Anthony Russo (born December 6, 1997) is an American former football quarterback. He played college football for the Temple Owls and Michigan State Spartans. He also played for the San Antonio Brahmas of the XFL.

== College career ==

=== Temple ===
At Temple University in 2016, Russo took a redshirt year after not appearing in any games for the Owls.

In 2017, Russo made his college football debut as a field goal holder against No. 15 UCF in the season finale.

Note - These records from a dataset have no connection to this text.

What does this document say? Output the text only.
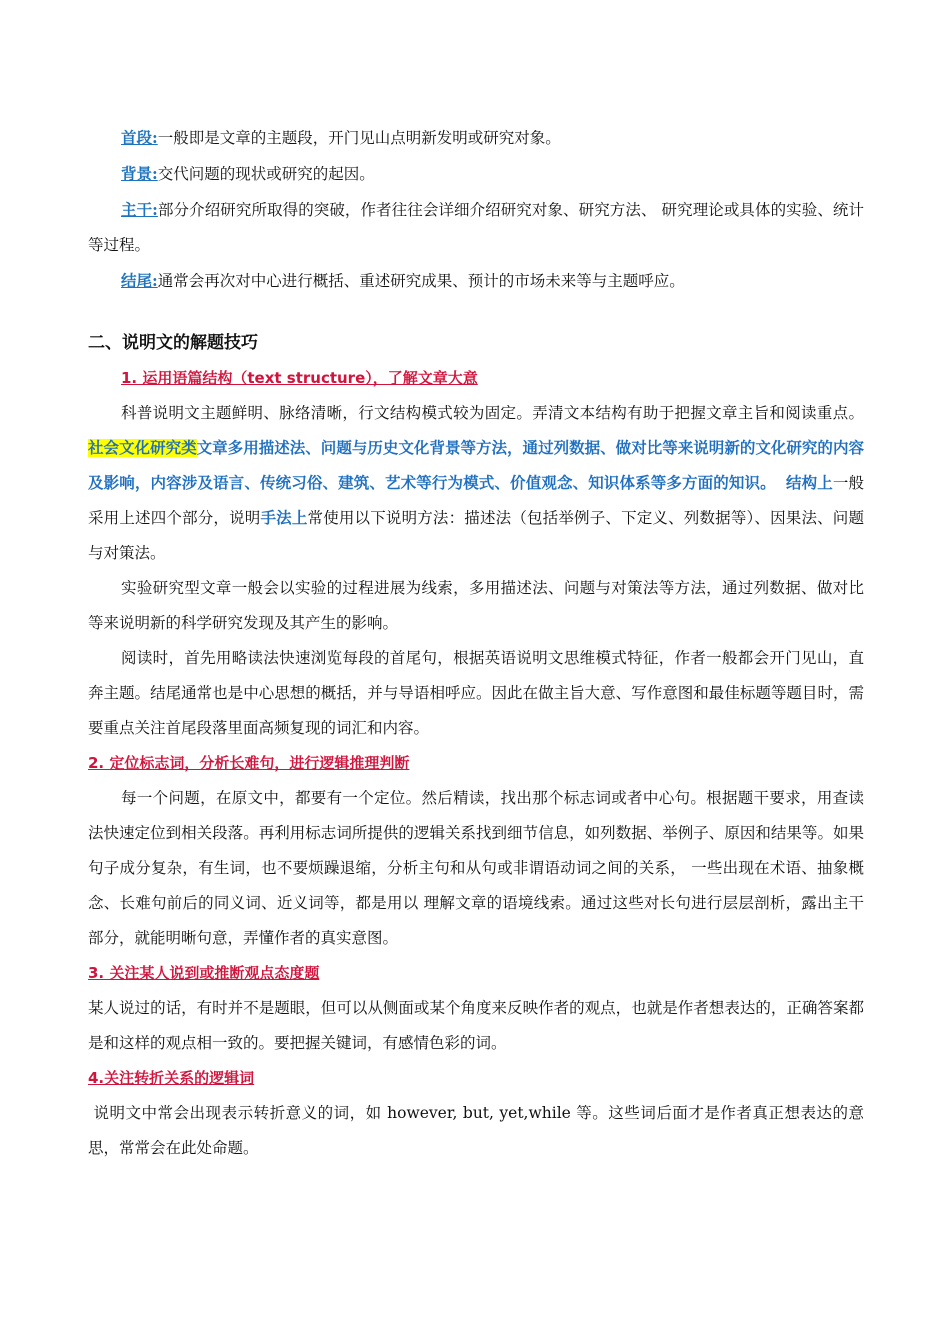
首段:一般即是文章的主题段，开门见山点明新发明或研究对象。

背景:交代问题的现状或研究的起因。

主干:部分介绍研究所取得的突破，作者往往会详细介绍研究对象、研究方法、 研究理论或具体的实验、统计等过程。

结尾:通常会再次对中心进行概括、重述研究成果、预计的市场未来等与主题呼应。

二、说明文的解题技巧

1. 运用语篇结构（text structure），了解文章大意

科普说明文主题鲜明、脉络清晰，行文结构模式较为固定。弄清文本结构有助于把握文章主旨和阅读重点。社会文化研究类文章多用描述法、问题与历史文化背景等方法，通过列数据、做对比等来说明新的文化研究的内容及影响，内容涉及语言、传统习俗、建筑、艺术等行为模式、价值观念、知识体系等多方面的知识。 结构上一般采用上述四个部分，说明手法上常使用以下说明方法：描述法（包括举例子、下定义、列数据等）、因果法、问题与对策法。

实验研究型文章一般会以实验的过程进展为线索，多用描述法、问题与对策法等方法，通过列数据、做对比等来说明新的科学研究发现及其产生的影响。

阅读时，首先用略读法快速浏览每段的首尾句，根据英语说明文思维模式特征，作者一般都会开门见山，直奔主题。结尾通常也是中心思想的概括，并与导语相呼应。因此在做主旨大意、写作意图和最佳标题等题目时，需要重点关注首尾段落里面高频复现的词汇和内容。

2. 定位标志词，分析长难句，进行逻辑推理判断

每一个问题，在原文中，都要有一个定位。然后精读，找出那个标志词或者中心句。根据题干要求，用查读法快速定位到相关段落。再利用标志词所提供的逻辑关系找到细节信息，如列数据、举例子、原因和结果等。如果句子成分复杂，有生词，也不要烦躁退缩，分析主句和从句或非谓语动词之间的关系， 一些出现在术语、抽象概念、长难句前后的同义词、近义词等，都是用以 理解文章的语境线索。通过这些对长句进行层层剖析，露出主干部分，就能明晰句意，弄懂作者的真实意图。

3. 关注某人说到或推断观点态度题

某人说过的话，有时并不是题眼，但可以从侧面或某个角度来反映作者的观点，也就是作者想表达的，正确答案都是和这样的观点相一致的。要把握关键词，有感情色彩的词。

4.关注转折关系的逻辑词

说明文中常会出现表示转折意义的词，如 however, but, yet,while 等。这些词后面才是作者真正想表达的意思，常常会在此处命题。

In 2018, Russo entered the season as the backup but gained the starting position by week two and lead the team to a 7–3 record—only missing the season finale before returning for the bowl game. He threw his first-career touchdown against Maryland. Against Heisman candidate McKenzie Milton and UCF, he threw for a career-high 52 pass attempts, 31 pass completions, 444 passing yards, four passing touchdowns, twelve rush attempts, and 46 rushing yards. The team lost the 2018 Independence Bowl 27–56.

In 2019, Russo started every game for the Owls; leading the team to an 8–5 record.

In 2020, Russo was named to the Golden Arm Award watchlist. He started the first three games of the season before an injury and COVID-19 ended his season early. On December 3, 2020, Russo announced he would transfer from Temple.

=== Michigan State ===
In 2021, Russo transferred to Michigan State University and competed with, and lost to, Payton Thorne for the starting position. He played in two games for the Spartans: Ohio State and Youngstown State. In his debut against Youngstown State he came in relief and completed five of his seven pass attempts for 43 yards.

=== Statistics ===

| Year | Team | Games |  | Passing |  |  |  |  |  |  |  | Rushing |  |  |  |
| GP | Record | Comp | Att | Pct | Yards | Avg | TD | Int | Rate | Att | Yards | Avg | TD |
| 2016 | Temple | DNP |  |  |  |  |  |  |  |  |  |  |  |  |  |  |
| 2017 | Temple | 1 | 0–0 | 0 | 0 | 0.0 | 0 | 0.0 | 0 | 0 | 0.0 | 0 | 0 | 0.0 | 0 |
| 2018 | Temple | 11 | 7–3 | 198 | 345 | 57.4 | 2,563 | 7.4 | 14 | 14 | 125.1 | 43 | 63 | 1.5 | 3 |
| 2019 | Temple | 13 | 8–5 | 246 | 419 | 58.7 | 2,861 | 6.8 | 21 | 12 | 126.9 | 35 | -64 | -1.8 | 2 |
| 2020 | Temple | 3 | 1–2 | 92 | 135 | 68.1 | 868 | 6.4 | 9 | 6 | 135.3 | 22 | 31 | 1.4 | 2 |
| 2021 | Michigan State | 2 | 0–0 | 7 | 9 | 77.8 | 43 | 4.8 | 0 | 0 | 117.9 | 3 | 10 | 3.3 | 0 |
| Career |  | 30 | 16−10 | 543 | 908 | 59.8 | 6,335 | 6.4 | 44 | 32 | 127.4 | 103 | 40 | 0.4 | 7 |

== Professional career ==

Pre-draft measurables
| Height | Weight | Arm length | Hand span | 40-yard dash | 10-yard split | 20-yard split | 20-yard shuttle | Three-cone drill | Vertical jump | Broad jump |
| 6 ft 3 in (1.91 m) | 239 lb (108 kg) | 31+1⁄2 in (0.80 m) | 9+3⁄8 in (0.24 m) | 4.95 s | 1.76 s | 2.79 s | 4.57 s | 7.51 s | 31+1⁄2 in (0.80 m) | 8 ft 10 in (2.69 m) |
All values from Pro Day

=== San Antonio Brahmas ===
On November 16, 2022, Russo was selected by the San Antonio Brahmas of the XFL in the 2023 XFL draft.

On January 22, 2023, Russo was released by the Brahmas during roster cuts.

=== Massachusetts Pirates ===
On April 1, 2023, Russo signed with the Massachusetts Pirates of the Indoor Football League (IFL). Following an injury to starter Alejandro Bennifield, Russo took over and lead the team to an undefeated season at home. He announced his retirement after the 2023 season.